Result: You get the surgical precision of a hybrid setup, without the operational nightmare.

Conclusion: Don’t choose
between scale and control

Long story short: Before you dive into the deep, dark waters of Hybrid campaigns strategies, we generally recommend that you master PMax first. You’ll be surprised by just how capable this powerful campaign type really is on its own.

That being said, if you have very specific needs that PMax doesn’t cover for you, you no longer need to choose one campaign type over the other. You can have both:

  • PMax is your muscle. It drives growth, finds new customers, and scales revenue across the entire Google ecosystem.
  • Standard Shopping is your scalpel. It carves out profit, protects your brand, and moves dead stock when the algorithm gets lazy.

Running them together gives you full-spectrum control. But: Managing both of them manually is a recipe for burnout.

Ready to stop fighting the algorithm and start orchestrating it?

smec’s Campaign Orchestrator acts as your command center, seamlessly integrating PMax’s power with Standard Shopping’s precision. 

We help you deploy the right campaign type for the right product at the right time – fully automated with precision.

Let’s work on your hybrid strategy together.


FAQ

Can Standard Shopping and PMax run at the same time?

Yes. Google has officially confirmed that PMax and Standard Shopping now compete based on Ad Rank. This means you can run them simultaneously without PMax automatically cannibalizing all traffic.

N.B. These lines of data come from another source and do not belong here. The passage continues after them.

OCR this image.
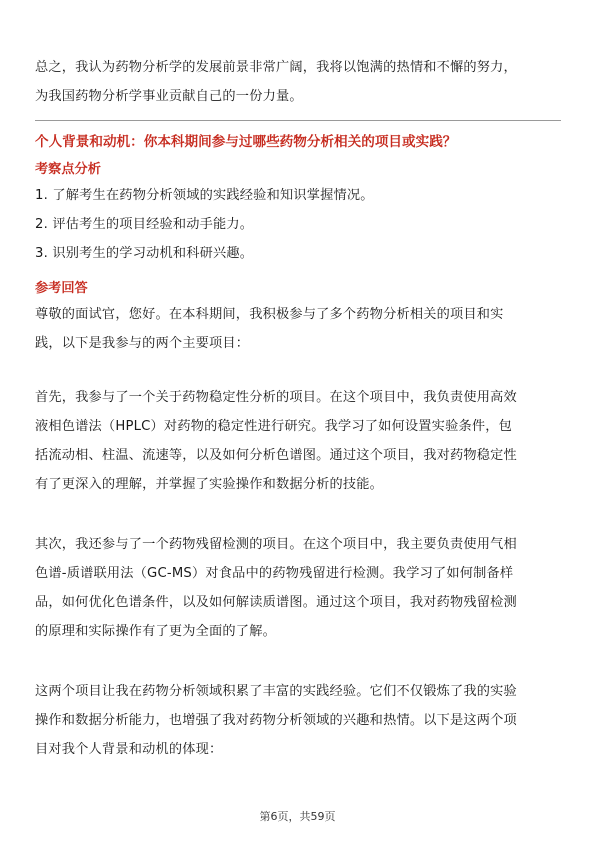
总之，我认为药物分析学的发展前景非常广阔，我将以饱满的热情和不懈的努力，
为我国药物分析学事业贡献自己的一份力量。
个人背景和动机：你本科期间参与过哪些药物分析相关的项目或实践？
考察点分析
1. 了解考生在药物分析领域的实践经验和知识掌握情况。
2. 评估考生的项目经验和动手能力。
3. 识别考生的学习动机和科研兴趣。
参考回答
尊敬的面试官，您好。在本科期间，我积极参与了多个药物分析相关的项目和实
践，以下是我参与的两个主要项目：
首先，我参与了一个关于药物稳定性分析的项目。在这个项目中，我负责使用高效
液相色谱法（HPLC）对药物的稳定性进行研究。我学习了如何设置实验条件，包
括流动相、柱温、流速等，以及如何分析色谱图。通过这个项目，我对药物稳定性
有了更深入的理解，并掌握了实验操作和数据分析的技能。
其次，我还参与了一个药物残留检测的项目。在这个项目中，我主要负责使用气相
色谱-质谱联用法（GC-MS）对食品中的药物残留进行检测。我学习了如何制备样
品，如何优化色谱条件，以及如何解读质谱图。通过这个项目，我对药物残留检测
的原理和实际操作有了更为全面的了解。
这两个项目让我在药物分析领域积累了丰富的实践经验。它们不仅锻炼了我的实验
操作和数据分析能力，也增强了我对药物分析领域的兴趣和热情。以下是这两个项
目对我个人背景和动机的体现：
第6页，共59页
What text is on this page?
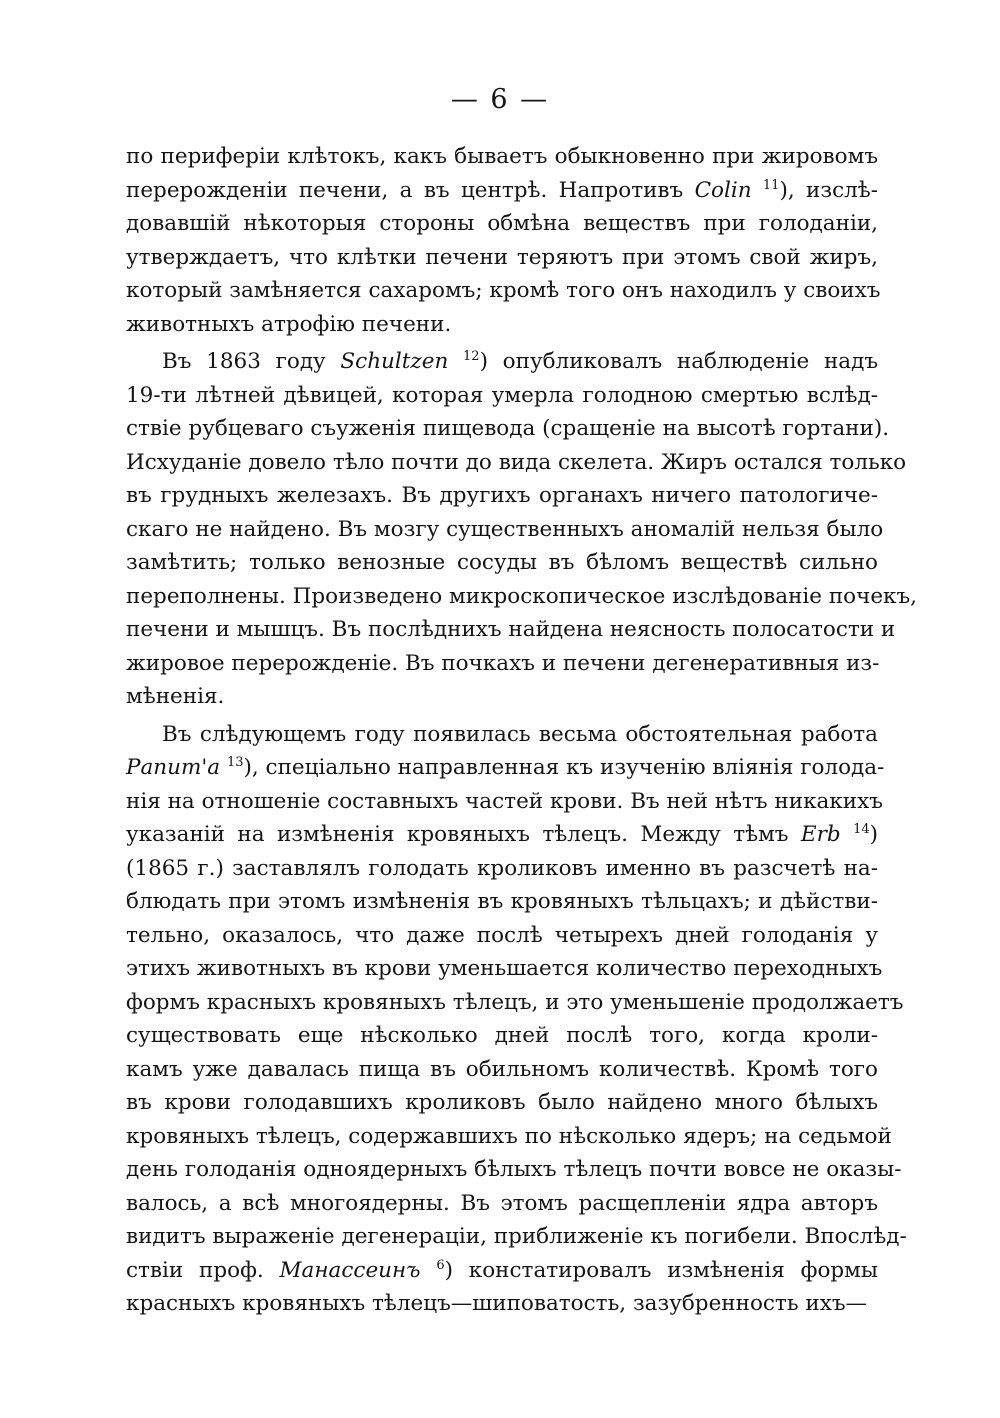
— 6 —
по периферіи клѣтокъ, какъ бываетъ обыкновенно при жировомъ
перерожденіи печени, а въ центрѣ. Напротивъ Colin $^{11}$), изслѣ-
довавшій нѣкоторыя стороны обмѣна веществъ при голоданіи,
утверждаетъ, что клѣтки печени теряютъ при этомъ свой жиръ,
который замѣняется сахаромъ; кромѣ того онъ находилъ у своихъ
животныхъ атрофію печени.
Въ 1863 году Schultzen $^{12}$) опубликовалъ наблюденіе надъ
19-ти лѣтней дѣвицей, которая умерла голодною смертью вслѣд-
ствіе рубцеваго съуженія пищевода (сращеніе на высотѣ гортани).
Исхуданіе довело тѣло почти до вида скелета. Жиръ остался только
въ грудныхъ железахъ. Въ другихъ органахъ ничего патологиче-
скаго не найдено. Въ мозгу существенныхъ аномалій нельзя было
замѣтить; только венозные сосуды въ бѣломъ веществѣ сильно
переполнены. Произведено микроскопическое изслѣдованіе почекъ,
печени и мышцъ. Въ послѣднихъ найдена неясность полосатости и
жировое перерожденіе. Въ почкахъ и печени дегенеративныя из-
мѣненія.
Въ слѣдующемъ году появилась весьма обстоятельная работа
Рапит'a $^{13}$), спеціально направленная къ изученію вліянія голода-
нія на отношеніе составныхъ частей крови. Въ ней нѣтъ никакихъ
указаній на измѣненія кровяныхъ тѣлецъ. Между тѣмъ Erb $^{14}$)
(1865 г.) заставлялъ голодать кроликовъ именно въ разсчетѣ на-
блюдать при этомъ измѣненія въ кровяныхъ тѣльцахъ; и дѣйстви-
тельно, оказалось, что даже послѣ четырехъ дней голоданія у
этихъ животныхъ въ крови уменьшается количество переходныхъ
формъ красныхъ кровяныхъ тѣлецъ, и это уменьшеніе продолжаетъ
существовать еще нѣсколько дней послѣ того, когда кроли-
камъ уже давалась пища въ обильномъ количествѣ. Кромѣ того
въ крови голодавшихъ кроликовъ было найдено много бѣлыхъ
кровяныхъ тѣлецъ, содержавшихъ по нѣсколько ядеръ; на седьмой
день голоданія одноядерныхъ бѣлыхъ тѣлецъ почти вовсе не оказы-
валось, а всѣ многоядерны. Въ этомъ расщепленіи ядра авторъ
видитъ выраженіе дегенераціи, приближеніе къ погибели. Впослѣд-
ствіи проф. Манассеинъ $^6$) констатировалъ измѣненія формы
красныхъ кровяныхъ тѣлецъ—шиповатость, зазубренность ихъ—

Does PMax take priority over Standard Shopping?

No, not anymore. As of late 2024, the campaign with the highest Ad Rank (Bid x Quality Score) wins the impression.

Will running both campaigns increase my CPCs due to self-competition?

No. Google Ads functions on a second-price auction. You do not bid against yourself. You only pay the minimum amount required to beat the external competitor.

How should I split my budget between Standard Shopping and Performance Max?

Typically, we see a 70/30 or 80/20 split. PMax drives the volume (70-80%), while Standard Shopping (20-30%) handles strategic tasks like clearance or margin protection.

Should I use Smart Bidding (tROAS) on my Standard Shopping campaigns?

For “Margin Defender,” yes. For “Zombie Resurrection” or “Clearance,” no. Use Manual CPC or Maximize Clicks. These products lack the historical data needed for Smart Bidding to function.

How do I ensure PMax doesn’t cannibalize my brand-only campaign?

Ad Rank alone isn’t enough. You must strictly apply Negative Keywords to your PMax campaign via Account-Level lists or by contacting Google Support.

Will moving products out of Performance Max reset the learning phase?

It won’t reset the campaign, but the specific products will lose their history in the context of PMax. This is actually a good thing. By removing “Zombies,” you are “purifying” the data signal for your remaining Hero products.

How do I know when to move a “Zombie” product back into Performance Max?

Once it gathers statistically significant data (e.g., >50 clicks or recent conversions). Tracking this manually is a nightmare; smec’s Campaign Orchestrator automates this lifecycle for you.

How much extra time does managing a hybrid Shopping and Performance Max account take?

Without automation, expect your workload to increase by 30-50%. This is why we recommend automating the execution layer so you can focus on strategy.